Al Qaeda’s Leftist Brigade
This article is from the archive of The New York Sun before the launch of its new website in 2022. The Sun has neither altered nor updated such articles but will seek to correct any errors, mis-categorizations or other problems introduced during transfer.

William Blum, a Washington, D.C.-based writer, responded with delight Thursday upon learning that Osama bin Laden had cited his book in an audiotape. Mr. Blum called the mention of “Rogue State: A Guide to the World’s Only Superpower” “almost as good as being an Oprah book,” a reference to the popular American television host whose endorsement routinely makes a book a best seller.
Asked if he was queasy about Mr. bin Laden’s urging listeners to read his book, Mr. Blum replied: “I’m not repulsed, and I’m not going to pretend I am.” Quite the contrary, he said: “I’m glad. … It’s good publicity for my book.” And, indeed, it was: Thanks to Mr. bin Laden’s promotion, “Rogue State” ascended from 205,763 to 26 on Amazon.com’s ranking of most-ordered books.
Mr. Blum explained his response by saying he found Mr. bin Laden no worse than the American government: “I would not say that bin Laden has been any less moral than Washington has been.” He even refused to distance himself from Mr. bin Laden’s views: “If he shares with me a deep dislike for certain aspects of U.S. foreign policy, then I’m not going to spurn any endorsement of the book by him. I think it’s good that he shares those views.”
Mr. Blum describes his life mission as “slowing down the American Empire … injuring the beast.” Not surprisingly, Noam Chomsky, Oliver Stone, Gore Vidal, and their ilk have lavished praise on his work.
What attracted Mr. bin Laden to Mr. Blum? This passage (which comes from another of Mr. Blum’s books, titled “Freeing the World to Death: Essays on the American Empire”): “If I were the [American] president, I could stop terrorist attacks against the United States in a few days. Permanently. I would first apologize – very publicly and very sincerely – to all the widows and orphans, the impoverished and the tortured, and all the many millions of other victims of American imperialism.”
Until his sudden catapult into the public eye, Mr. Blum, 72, had lived the quiet life of a second-string America-hater. The child of Polish Jewish immigrants, he grew up in Brooklyn, studied accounting in college, and, as an anti-communist with aspirations to become a foreign service officer, he went to work at a computer-related position in the Department of State in the mid-1960s.

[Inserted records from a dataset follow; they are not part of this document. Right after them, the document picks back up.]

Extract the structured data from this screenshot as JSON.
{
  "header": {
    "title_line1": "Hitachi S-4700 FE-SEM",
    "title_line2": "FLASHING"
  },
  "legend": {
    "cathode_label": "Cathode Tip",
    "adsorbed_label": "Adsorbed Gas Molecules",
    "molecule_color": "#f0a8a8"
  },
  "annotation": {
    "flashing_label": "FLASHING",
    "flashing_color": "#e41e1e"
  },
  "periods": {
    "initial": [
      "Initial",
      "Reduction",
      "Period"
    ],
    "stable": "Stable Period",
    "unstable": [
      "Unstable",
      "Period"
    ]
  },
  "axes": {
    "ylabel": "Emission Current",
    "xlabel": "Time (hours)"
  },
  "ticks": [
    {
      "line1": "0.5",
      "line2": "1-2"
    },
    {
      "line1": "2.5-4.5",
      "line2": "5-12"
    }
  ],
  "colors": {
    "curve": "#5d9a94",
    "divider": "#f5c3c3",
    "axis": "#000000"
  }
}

The Vietnam War radicalized him, and he resigned from State in 1967 to pursue a career of far-left advocacy and sabotage (he claims to have revealed the names and addresses of more than 200 CIA operatives). For nearly 40 years, Mr. Blum has written op-eds after articles after books pursuing his hobbyhorse to prove the alleged evil of American government officials, whom he has compared to “chainsaw baby killers.”

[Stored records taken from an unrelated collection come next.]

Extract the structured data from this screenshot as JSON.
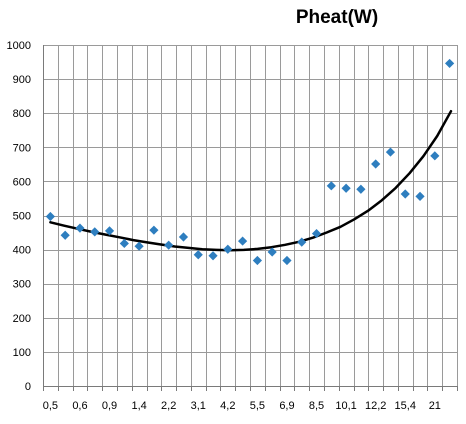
{
  "chart_data": {
    "type": "scatter",
    "title": "Pheat(W)",
    "xlabel": "",
    "ylabel": "",
    "ylim": [
      0,
      1000
    ],
    "y_ticks": [
      "0",
      "100",
      "200",
      "300",
      "400",
      "500",
      "600",
      "700",
      "800",
      "900",
      "1000"
    ],
    "x_tick_labels": [
      "0,5",
      "0,6",
      "0,9",
      "1,4",
      "2,2",
      "3,1",
      "4,2",
      "5,5",
      "6,9",
      "8,5",
      "10,1",
      "12,2",
      "15,4",
      "21"
    ],
    "grid": true,
    "legend": "none",
    "series": [
      {
        "type": "scatter",
        "marker": "diamond",
        "color": "#2e7ebf",
        "values": [
          497,
          442,
          463,
          452,
          455,
          418,
          410,
          457,
          413,
          437,
          385,
          382,
          401,
          425,
          368,
          393,
          368,
          422,
          447,
          587,
          580,
          577,
          651,
          686,
          563,
          556,
          675,
          946
        ]
      },
      {
        "type": "line",
        "style": "trendline",
        "color": "#000000",
        "values": [
          480,
          470,
          461,
          452,
          444,
          436,
          428,
          421,
          415,
          409,
          405,
          401,
          399,
          398,
          399,
          402,
          407,
          414,
          423,
          435,
          450,
          467,
          489,
          514,
          545,
          581,
          624,
          674,
          733,
          806
        ]
      }
    ]
  }
}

He goes so far as to state the existence of an American-sponsored “holocaust” since 1945 that has caused the death of a few million people and condemned many more millions to “lives of misery and torture.” A foremost analyst of the left, David Horowitz, sums up this line of thought in his excellent study, “Unholy Alliance: Radical Islam and the American Left” (Regnery): for Mr. Blum, “America is worse than Nazi Germany.” Mr. Horowitz also notes that “there is no discernible difference” between Mr. Blum’s view of the American role in the Cold War and the crudest communist caricature manufactured in the Kremlin.

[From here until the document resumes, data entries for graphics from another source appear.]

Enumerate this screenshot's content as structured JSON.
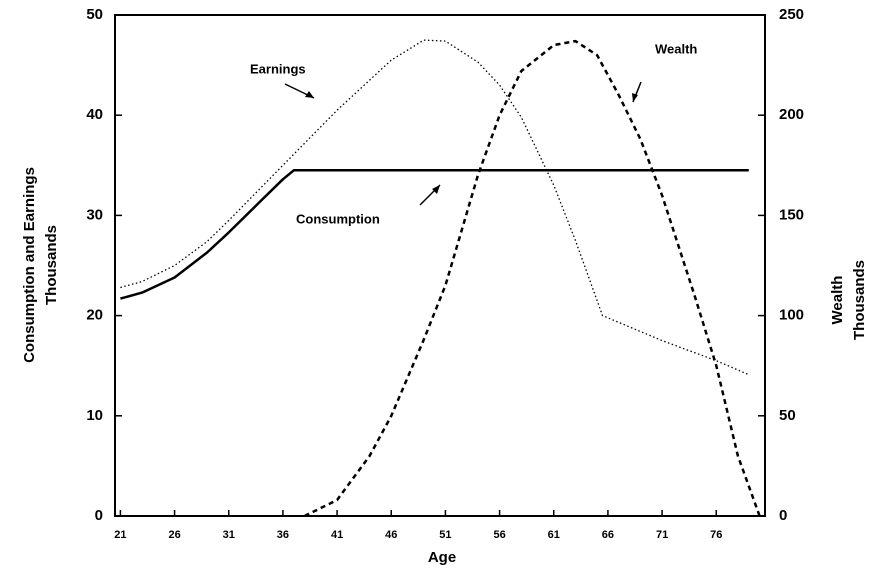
{
  "chart_data": {
    "type": "line",
    "xlabel": "Age",
    "ylabel": [
      "Consumption and Earnings",
      "Thousands"
    ],
    "y2label": [
      "Wealth",
      "Thousands"
    ],
    "xlim": [
      20.5,
      80.5
    ],
    "xticks": [
      21,
      26,
      31,
      36,
      41,
      46,
      51,
      56,
      61,
      66,
      71,
      76
    ],
    "ylim": [
      0,
      50
    ],
    "yticks": [
      0,
      10,
      20,
      30,
      40,
      50
    ],
    "y2lim": [
      0,
      250
    ],
    "y2ticks": [
      0,
      50,
      100,
      150,
      200,
      250
    ],
    "series": [
      {
        "name": "Consumption",
        "color": "#000000",
        "style": "solid",
        "x": [
          21,
          23,
          26,
          29,
          31,
          34,
          36,
          37,
          50,
          60,
          70,
          79
        ],
        "values": [
          21.7,
          22.3,
          23.8,
          26.3,
          28.3,
          31.5,
          33.6,
          34.5,
          34.5,
          34.5,
          34.5,
          34.5
        ]
      },
      {
        "name": "Earnings",
        "color": "#000000",
        "style": "dotted",
        "x": [
          21,
          23,
          26,
          29,
          31,
          34,
          36,
          41,
          46,
          49,
          51,
          54,
          56,
          58,
          61,
          63,
          65.5,
          71,
          76,
          79
        ],
        "values": [
          22.8,
          23.4,
          25,
          27.4,
          29.5,
          32.8,
          35,
          40.5,
          45.5,
          47.5,
          47.4,
          45.3,
          43,
          39.8,
          33,
          27.5,
          20,
          17.5,
          15.5,
          14.1
        ]
      },
      {
        "name": "Wealth",
        "color": "#000000",
        "style": "dashed",
        "axis": "y2",
        "x": [
          38,
          41,
          44,
          46,
          49,
          51,
          54,
          56,
          58,
          61,
          63,
          65,
          67,
          69,
          71,
          74,
          76,
          78,
          80
        ],
        "values": [
          0,
          8,
          30,
          50,
          88,
          115,
          170,
          200,
          222,
          235,
          237,
          230,
          210,
          188,
          160,
          110,
          75,
          30,
          0
        ]
      }
    ]
  }
}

Although Mr. Blum was childishly delighted by his sudden celebrity and riches, his comrades on the far left reacted more warily to Mr. bin Laden’s endorsement, aware how it reveals that, as Cliff Kincaid of Accuracy in Media puts it, “bin Laden is counting on a [leftist] fifth column in the U.S. to undermine the war on terrorism and hand him a victory on the battlefield.”
Such exposure so worries some on the far left that they have gone so far as to portray the Mr. bin Laden audiotape to be “an obvious fake” concocted by neo-conservatives in the American government. But elaborate conspiracy theories cannot undo the fact that the Islamist-leftist alliance, burgeoning for years, has now reached the point that the far left constitutes Al Qaeda’s new mujahideen.
After having failed to mount a massive terrorist operation in America in more than four years, Mr. bin Laden’s early but very public valentine to the far left suggests that he sees it as a critical ally. And he is entirely correct to do so.
Mr. Pipes (www.DanielPipes.org) is director of the Middle East Forum and author of “Miniatures” (Transaction Publishers).